The dancer roller is usually provided in a two- or three-roller construction. In the three-roller configuration, a dancer roller is interposed between a pair of spaced rollers having the material drawn therebetween. In this configuration, the weight of the lower (movable) roller and its appurtenances is carried by a bight or loop of the goods being processed, and any needed further tension must be secured by weights, springs, or fluid cylinders applied to the ends of said lower roller. With the two-roller design, all tension must be so secured. With the three-roller design, the lower roller travels up and down ("dances"), and is guided in a short path. With the two-roller construction, either or both rollers travel horizontally along short closed-end tracks, or else are joined by bars across the roller ends, and travel in an arcuate path about a common central pivot. With both types of dancer rollers, commercially available sensors are located at each travel limit. These sensors signal the appropriate motor to change speed slightly, and start the movable roller back toward its mid range of travel. Both dancer roller configurations readily compensate for the gradual accrual changes in included length of sheet between propulsion points, but both are much too massive to respond to certain high frequency, low amplitude fluctuations that have come into play with the development of high-strength sheet products such as flexible packaging, which is gaining an ever-increasing market.
Examined from the viewpoint of statics, any roller in the dancer assembly may be considered to be a cylindrical beam loaded uniformly along a central portion of its length, but not to the ends. It thus must have walls thick enough to stand the loads imposed on it, and accordingly is quite heavily constructed, and cannot respond to rapid oscillations.
The second type of sheet/tension variation began to become troublesome when mills were being speeded up to meet demand for the high-strength sheet products mentioned above. In the manufacture of primary flat sheet, exact uniformity of thickness is not attainable. For various reasons relatively thicker and thinner areas will occur, which stack up on themselves when wound into a roll, causing "lobes" which, though not obvious, are readily located by measuring. During unwinding, the sheet is paid off at both longer and shorter radial distances from its geometrical center, alternating as much as several times per second.
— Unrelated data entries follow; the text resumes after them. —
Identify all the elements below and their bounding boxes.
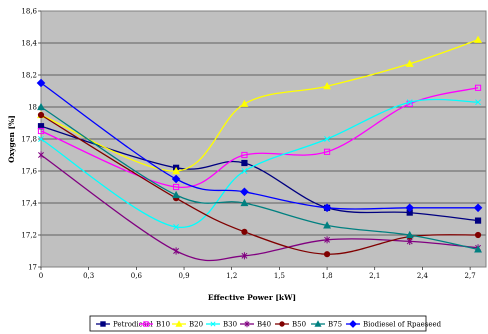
data-point <box>241 151 248 159</box>
data-point <box>173 224 180 230</box>
legend-marker <box>349 320 357 328</box>
y-tick-label: 18 <box>28 104 37 112</box>
x-tick-label: 0,6 <box>131 272 143 280</box>
data-point <box>405 59 414 67</box>
data-point <box>171 174 181 184</box>
legend-label: B50 <box>292 321 306 329</box>
y-tick-label: 17,2 <box>21 232 37 240</box>
legend-entry: B75 <box>311 320 342 329</box>
data-point <box>405 203 415 213</box>
data-point <box>240 187 249 197</box>
legend-marker <box>143 321 149 327</box>
y-tick-label: 17,4 <box>21 200 37 208</box>
data-point <box>406 100 413 107</box>
data-point <box>474 217 482 224</box>
y-tick-label: 17,6 <box>21 168 37 176</box>
legend-label: B10 <box>156 321 170 329</box>
y-tick-label: 18,6 <box>21 8 37 16</box>
series-layer <box>36 35 483 262</box>
x-tick-label: 0 <box>39 272 43 280</box>
data-point <box>38 136 44 142</box>
data-point <box>475 99 482 106</box>
data-point <box>323 251 331 258</box>
x-tick-label: 2,1 <box>369 272 380 280</box>
data-point <box>172 190 181 199</box>
data-point <box>474 35 482 43</box>
series-biodiesel-of-rpaeseed <box>36 78 483 213</box>
data-point <box>38 151 44 159</box>
data-point <box>241 159 248 167</box>
y-tick-label: 17,8 <box>21 136 37 144</box>
data-point <box>240 99 249 107</box>
x-tick-label: 0,3 <box>83 272 94 280</box>
x-tick-label: 1,2 <box>226 272 237 280</box>
legend-entry: B20 <box>172 320 203 329</box>
data-point <box>474 245 482 253</box>
data-point <box>323 221 332 229</box>
data-point <box>241 228 248 235</box>
x-axis-title: Effective Power [kW] <box>208 293 296 302</box>
data-point <box>173 247 180 255</box>
legend-box <box>89 315 427 332</box>
data-point <box>324 236 331 244</box>
legend-marker <box>314 320 322 327</box>
data-point <box>323 148 331 155</box>
data-point <box>37 127 45 135</box>
data-point <box>37 111 45 119</box>
x-tick-label: 0,9 <box>178 272 189 280</box>
data-point <box>241 252 248 260</box>
y-tick-label: 18,2 <box>21 72 37 80</box>
x-tick-label: 2,4 <box>417 272 429 280</box>
data-point <box>406 99 413 106</box>
legend-label: B75 <box>328 321 342 329</box>
data-point <box>324 136 331 142</box>
legend-label: B20 <box>189 321 203 329</box>
data-point <box>240 198 249 207</box>
legend-label: Biodiesel of Rpaeseed <box>363 321 442 329</box>
data-point <box>172 183 180 191</box>
legend-entry: B40 <box>240 321 271 329</box>
legend-entry: Petrodiesel <box>96 321 154 329</box>
y-axis-title: Oxygen [%] <box>7 115 16 163</box>
data-point <box>322 203 332 213</box>
data-point <box>474 84 482 91</box>
legend-label: B40 <box>257 321 271 329</box>
y-tick-label: 17 <box>28 264 37 272</box>
legend-entry: B30 <box>206 321 237 329</box>
legend-entry: B10 <box>139 321 170 329</box>
x-tick-label: 2,7 <box>465 272 476 280</box>
tick-layer: 17 17,2 17,4 17,6 17,8 18 18,2 18,4 18,6 0 0,3 0,6 0… <box>21 8 475 281</box>
x-tick-label: 1,5 <box>274 272 285 280</box>
data-point <box>323 82 332 90</box>
data-point <box>37 102 45 111</box>
y-tick-label: 18,4 <box>21 40 37 48</box>
data-point <box>172 166 181 175</box>
legend-marker <box>175 320 183 327</box>
data-point <box>241 168 248 174</box>
legend: Petrodiesel B10 B20 B30 B40 B50 B75 Biodiesel o… <box>89 315 442 332</box>
series-b75 <box>37 102 482 253</box>
legend-label: B30 <box>223 321 237 329</box>
legend-entry: Biodiesel of Rpaeseed <box>346 320 442 329</box>
data-point <box>473 203 483 213</box>
data-point <box>405 230 414 239</box>
legend-marker <box>100 321 106 327</box>
data-point <box>36 78 46 88</box>
series-b30 <box>38 98 482 230</box>
legend-marker <box>279 321 285 327</box>
x-tick-label: 1,8 <box>322 272 333 280</box>
legend-marker <box>210 321 216 327</box>
legend-label: Petrodiesel <box>113 321 154 329</box>
legend-entry: B50 <box>275 321 306 329</box>
legend-marker <box>244 320 250 328</box>
data-point <box>474 231 482 239</box>
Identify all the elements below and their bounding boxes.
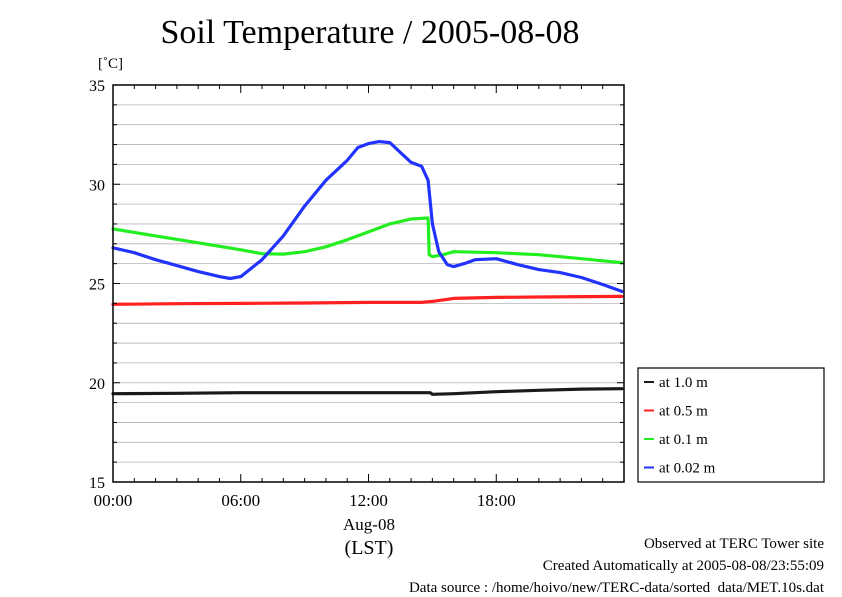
y-axis-label: [˚C] [98, 56, 123, 72]
y-tick-label: 25 [89, 277, 105, 294]
footer-source: Data source : /home/hoivo/new/TERC-data/… [408, 580, 824, 596]
y-tick-label: 30 [89, 177, 105, 194]
footer-created: Created Automatically at 2005-08-08/23:5… [542, 558, 824, 574]
x-tick-label: 12:00 [349, 491, 388, 510]
legend-entry: at 1.0 m [659, 375, 708, 391]
x-tick-label: 18:00 [477, 491, 516, 510]
y-tick-label: 15 [89, 475, 105, 492]
x-axis-label: (LST) [345, 537, 394, 559]
y-axis-ticks: 15 20 25 30 35 [89, 78, 624, 492]
x-tick-label: 00:00 [94, 491, 133, 510]
legend-entry: at 0.5 m [659, 404, 708, 420]
y-tick-label: 20 [89, 376, 105, 393]
legend-entry: at 0.02 m [659, 461, 716, 477]
legend-entry: at 0.1 m [659, 432, 708, 448]
chart-title: Soil Temperature / 2005-08-08 [160, 14, 580, 51]
series-line [111, 216, 624, 265]
series-line [111, 387, 624, 396]
series-line [111, 140, 624, 293]
series-line [111, 294, 624, 306]
x-tick-label: 06:00 [221, 491, 260, 510]
x-axis-ticks: 00:00 06:00 12:00 18:00 [94, 85, 625, 510]
x-axis-date-label: Aug-08 [343, 515, 395, 534]
legend-box [637, 367, 825, 483]
grid-lines [113, 104, 624, 463]
series-lines [111, 140, 624, 396]
legend: at 1.0 m at 0.5 m at 0.1 m at 0.02 m [637, 367, 825, 483]
footer-observed: Observed at TERC Tower site [643, 536, 824, 552]
y-tick-label: 35 [89, 78, 105, 95]
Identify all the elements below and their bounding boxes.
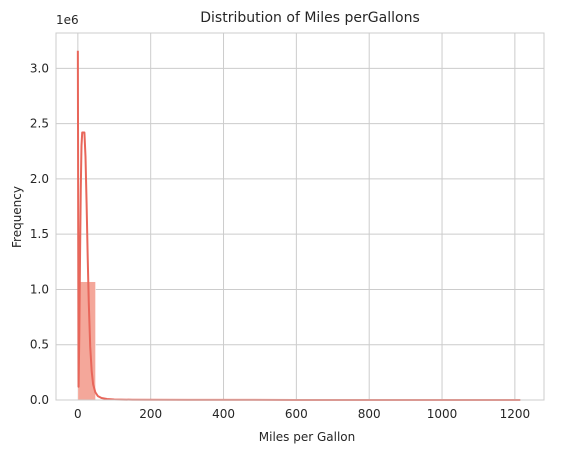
x-tick-label-6: 1200 — [500, 407, 531, 421]
x-tick-label-5: 1000 — [427, 407, 458, 421]
kde-line — [76, 50, 521, 401]
x-tick-label-2: 400 — [212, 407, 235, 421]
x-tick-label-3: 600 — [285, 407, 308, 421]
y-tick-labels: 0.0 0.5 1.0 1.5 2.0 2.5 3.0 — [30, 61, 49, 407]
y-tick-label-3: 1.5 — [30, 227, 49, 241]
y-axis-label: Frequency — [10, 186, 24, 248]
y-tick-label-4: 2.0 — [30, 172, 49, 186]
y-offset-text: 1e6 — [56, 13, 79, 27]
x-tick-label-0: 0 — [74, 407, 82, 421]
y-tick-label-1: 0.5 — [30, 338, 49, 352]
x-tick-labels: 0 200 400 600 800 1000 1200 — [74, 407, 530, 421]
x-axis-label: Miles per Gallon — [259, 430, 356, 444]
kde-layer — [76, 50, 521, 401]
y-tick-label-0: 0.0 — [30, 393, 49, 407]
spines-layer — [55, 32, 545, 401]
grid-layer — [56, 33, 544, 401]
x-tick-label-4: 800 — [358, 407, 381, 421]
y-tick-label-5: 2.5 — [30, 117, 49, 131]
y-tick-label-6: 3.0 — [30, 61, 49, 75]
y-tick-label-2: 1.0 — [30, 282, 49, 296]
x-tick-label-1: 200 — [139, 407, 162, 421]
chart-title: Distribution of Miles perGallons — [200, 10, 419, 26]
plot-frame — [55, 32, 545, 401]
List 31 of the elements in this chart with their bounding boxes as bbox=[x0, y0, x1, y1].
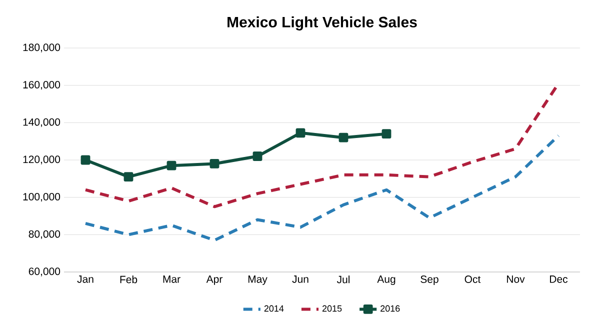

Other factors, such as goods roll dynamic unbalance, off-center chucking, machinery vibration, and sheet harmonics may compound the problems.
It should be noted here that the faster sheet is run through the processing line, the more tensed it must be, in order to expel the air which otherwise would remain trapped between the sheets and the conveying rollers and act as a lubricant, preventing desired sheet travel rate and tracking. Most processes require a taut sheet; trimming and slitting, for examples, cannot be done accurately on slack sheet. The modern approach is to run the sheet at a tension not far below the breaking point. For reasons given above, sheet breakage presently is a continuing and expensive problem.
Efforts to reduce the machine mass involved in present dancer roller design have not been very successful, because, with the manner in which the rollers are loaded, little can be done about their wall thicknesses and consequent massive weight.
Clearly two very different types of tension/included length difficulties in sheet processing need to be dealt with. The first is the gradual accrual type, which can become become sudden with laps or wrinkles in the unwind roll, or rapid speed changes as might happen with inexperienced operators. The second is the high-frequency, low-amplitude type usually accompanying higher processing speeds. The concepts set forth in this Application address both types, and propose to reduce them to acceptable proportions.